When you make chocolate from scratch with a melanger or just melt finished chocolate to make confections like truffles, you'll need to temper the mixture in order to get it to solidify and attain an appealing texture. You can temper the mixture by adding some grated finished chocolate to the new chocolate and by watching the temperature closely because you need the right temperature to get the cocoa butter to form the right kind of crystals.

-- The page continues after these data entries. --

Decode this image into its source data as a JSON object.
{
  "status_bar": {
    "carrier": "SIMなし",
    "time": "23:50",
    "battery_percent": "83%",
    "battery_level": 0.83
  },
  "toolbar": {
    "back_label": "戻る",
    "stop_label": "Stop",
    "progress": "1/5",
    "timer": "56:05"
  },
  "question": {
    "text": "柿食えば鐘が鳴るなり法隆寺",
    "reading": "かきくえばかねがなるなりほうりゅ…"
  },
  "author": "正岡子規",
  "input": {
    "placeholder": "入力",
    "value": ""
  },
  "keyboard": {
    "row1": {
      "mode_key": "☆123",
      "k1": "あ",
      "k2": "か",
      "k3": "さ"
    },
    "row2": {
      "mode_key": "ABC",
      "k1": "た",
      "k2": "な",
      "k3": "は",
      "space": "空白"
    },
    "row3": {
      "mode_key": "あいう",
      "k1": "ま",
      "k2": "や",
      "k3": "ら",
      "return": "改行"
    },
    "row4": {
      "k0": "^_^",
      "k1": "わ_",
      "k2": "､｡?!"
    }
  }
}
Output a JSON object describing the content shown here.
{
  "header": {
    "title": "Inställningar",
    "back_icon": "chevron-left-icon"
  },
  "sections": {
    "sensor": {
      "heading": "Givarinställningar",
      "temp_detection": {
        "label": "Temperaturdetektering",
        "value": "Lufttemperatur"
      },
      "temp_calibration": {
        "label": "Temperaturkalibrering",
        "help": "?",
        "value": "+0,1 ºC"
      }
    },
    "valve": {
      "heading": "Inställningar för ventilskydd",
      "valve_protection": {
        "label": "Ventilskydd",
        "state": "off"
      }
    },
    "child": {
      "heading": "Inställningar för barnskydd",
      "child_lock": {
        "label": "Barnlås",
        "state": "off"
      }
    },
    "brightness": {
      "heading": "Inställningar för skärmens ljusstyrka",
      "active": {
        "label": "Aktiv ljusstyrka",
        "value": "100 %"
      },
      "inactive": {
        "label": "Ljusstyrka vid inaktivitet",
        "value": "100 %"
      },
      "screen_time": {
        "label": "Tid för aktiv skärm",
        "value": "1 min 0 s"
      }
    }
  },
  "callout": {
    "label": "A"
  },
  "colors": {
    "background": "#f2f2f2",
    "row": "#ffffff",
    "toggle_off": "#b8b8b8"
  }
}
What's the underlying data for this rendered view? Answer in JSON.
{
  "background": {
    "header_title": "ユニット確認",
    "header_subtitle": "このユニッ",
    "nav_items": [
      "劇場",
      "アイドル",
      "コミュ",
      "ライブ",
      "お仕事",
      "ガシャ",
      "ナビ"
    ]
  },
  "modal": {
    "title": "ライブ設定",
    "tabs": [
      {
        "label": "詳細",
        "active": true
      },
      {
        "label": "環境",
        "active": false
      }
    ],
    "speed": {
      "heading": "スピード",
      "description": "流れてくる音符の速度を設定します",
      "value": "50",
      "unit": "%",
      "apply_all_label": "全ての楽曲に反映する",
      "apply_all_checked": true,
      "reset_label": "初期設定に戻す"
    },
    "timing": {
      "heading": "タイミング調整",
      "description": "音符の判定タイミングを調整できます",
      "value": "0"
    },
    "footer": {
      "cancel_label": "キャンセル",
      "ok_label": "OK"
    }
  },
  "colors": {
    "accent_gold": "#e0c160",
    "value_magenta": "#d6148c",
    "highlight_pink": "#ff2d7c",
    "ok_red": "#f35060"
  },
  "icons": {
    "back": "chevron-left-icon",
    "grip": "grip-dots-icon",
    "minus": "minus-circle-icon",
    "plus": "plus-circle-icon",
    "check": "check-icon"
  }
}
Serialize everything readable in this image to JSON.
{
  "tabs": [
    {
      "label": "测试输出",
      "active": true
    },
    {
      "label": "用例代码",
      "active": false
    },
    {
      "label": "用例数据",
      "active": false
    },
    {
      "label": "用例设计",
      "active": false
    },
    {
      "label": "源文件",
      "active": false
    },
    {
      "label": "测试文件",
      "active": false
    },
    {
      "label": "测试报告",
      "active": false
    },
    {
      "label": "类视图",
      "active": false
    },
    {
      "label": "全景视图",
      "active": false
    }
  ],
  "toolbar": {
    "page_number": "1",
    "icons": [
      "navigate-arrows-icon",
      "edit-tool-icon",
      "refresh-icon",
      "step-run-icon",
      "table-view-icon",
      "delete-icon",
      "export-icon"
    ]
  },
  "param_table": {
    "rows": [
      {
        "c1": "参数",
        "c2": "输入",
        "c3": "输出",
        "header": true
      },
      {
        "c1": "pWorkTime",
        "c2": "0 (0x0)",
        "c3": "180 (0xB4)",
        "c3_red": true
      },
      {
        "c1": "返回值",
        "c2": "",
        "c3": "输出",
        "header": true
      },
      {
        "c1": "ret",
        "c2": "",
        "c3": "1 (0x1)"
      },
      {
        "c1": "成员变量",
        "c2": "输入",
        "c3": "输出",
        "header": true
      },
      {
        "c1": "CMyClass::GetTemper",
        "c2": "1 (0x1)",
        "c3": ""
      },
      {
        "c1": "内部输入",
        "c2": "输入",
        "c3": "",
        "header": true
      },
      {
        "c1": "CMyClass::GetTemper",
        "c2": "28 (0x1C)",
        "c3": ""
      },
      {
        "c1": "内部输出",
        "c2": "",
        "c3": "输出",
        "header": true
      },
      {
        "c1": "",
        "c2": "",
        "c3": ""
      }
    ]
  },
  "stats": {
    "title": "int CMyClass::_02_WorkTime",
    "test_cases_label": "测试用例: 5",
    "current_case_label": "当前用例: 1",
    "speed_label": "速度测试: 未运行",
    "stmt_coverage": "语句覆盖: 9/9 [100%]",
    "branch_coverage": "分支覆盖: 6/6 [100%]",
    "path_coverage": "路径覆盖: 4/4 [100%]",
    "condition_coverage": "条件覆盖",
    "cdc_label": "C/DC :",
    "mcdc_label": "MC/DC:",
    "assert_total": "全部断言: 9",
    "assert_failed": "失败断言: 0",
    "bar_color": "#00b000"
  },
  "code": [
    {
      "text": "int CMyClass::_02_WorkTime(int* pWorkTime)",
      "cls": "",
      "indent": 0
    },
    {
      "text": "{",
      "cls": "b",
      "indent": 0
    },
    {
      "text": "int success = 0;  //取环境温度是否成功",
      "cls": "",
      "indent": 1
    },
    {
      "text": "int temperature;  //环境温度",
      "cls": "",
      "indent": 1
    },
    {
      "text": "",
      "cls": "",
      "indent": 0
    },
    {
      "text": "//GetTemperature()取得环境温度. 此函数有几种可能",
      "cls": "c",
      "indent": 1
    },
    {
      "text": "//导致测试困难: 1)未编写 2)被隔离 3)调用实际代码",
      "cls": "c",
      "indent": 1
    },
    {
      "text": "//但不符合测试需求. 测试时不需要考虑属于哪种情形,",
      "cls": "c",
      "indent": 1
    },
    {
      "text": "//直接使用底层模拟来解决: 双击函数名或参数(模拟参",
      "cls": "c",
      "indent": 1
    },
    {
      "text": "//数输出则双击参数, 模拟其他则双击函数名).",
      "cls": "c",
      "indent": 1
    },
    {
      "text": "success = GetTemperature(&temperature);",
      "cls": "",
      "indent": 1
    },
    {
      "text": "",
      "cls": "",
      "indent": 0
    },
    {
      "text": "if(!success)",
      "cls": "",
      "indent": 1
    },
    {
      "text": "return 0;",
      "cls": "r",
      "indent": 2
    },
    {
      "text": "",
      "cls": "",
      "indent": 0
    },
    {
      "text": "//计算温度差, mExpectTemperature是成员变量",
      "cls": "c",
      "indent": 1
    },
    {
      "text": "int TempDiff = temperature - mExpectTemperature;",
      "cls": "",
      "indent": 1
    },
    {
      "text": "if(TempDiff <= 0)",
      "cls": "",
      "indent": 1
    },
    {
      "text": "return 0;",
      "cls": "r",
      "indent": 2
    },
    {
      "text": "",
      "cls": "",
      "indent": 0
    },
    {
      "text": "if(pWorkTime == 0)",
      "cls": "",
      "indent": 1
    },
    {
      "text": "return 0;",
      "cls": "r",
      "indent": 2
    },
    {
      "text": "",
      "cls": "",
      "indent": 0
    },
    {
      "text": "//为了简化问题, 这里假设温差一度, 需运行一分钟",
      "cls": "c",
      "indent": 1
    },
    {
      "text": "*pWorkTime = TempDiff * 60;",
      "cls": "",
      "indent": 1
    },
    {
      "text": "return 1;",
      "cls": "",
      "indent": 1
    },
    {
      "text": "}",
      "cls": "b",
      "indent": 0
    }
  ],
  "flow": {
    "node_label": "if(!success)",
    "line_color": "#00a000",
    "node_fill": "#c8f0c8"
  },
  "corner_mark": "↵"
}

If you make chocolate from cocoa powder and cocoa butter, you probably won't want to go to the trouble of monitoring the temperature and tempering your chocolate. If you're using an alternate fat, such as coconut oil or butter, the tempering process won't even work because these ingredients simply don't solidify in the same way at the same temperature. If you use a liquid sweetener such as honey or agave syrup, you'll have even more trouble getting your chocolate to set.

Fortunately, you can get around these issues by simply putting your chocolate in the refrigerator or freezer. Freezing will get the job done quickly and efficiently, but you probably won't want to serve your chocolate frozen. Store homemade chocolate in the refrigerator and take it out right before it is time to serve.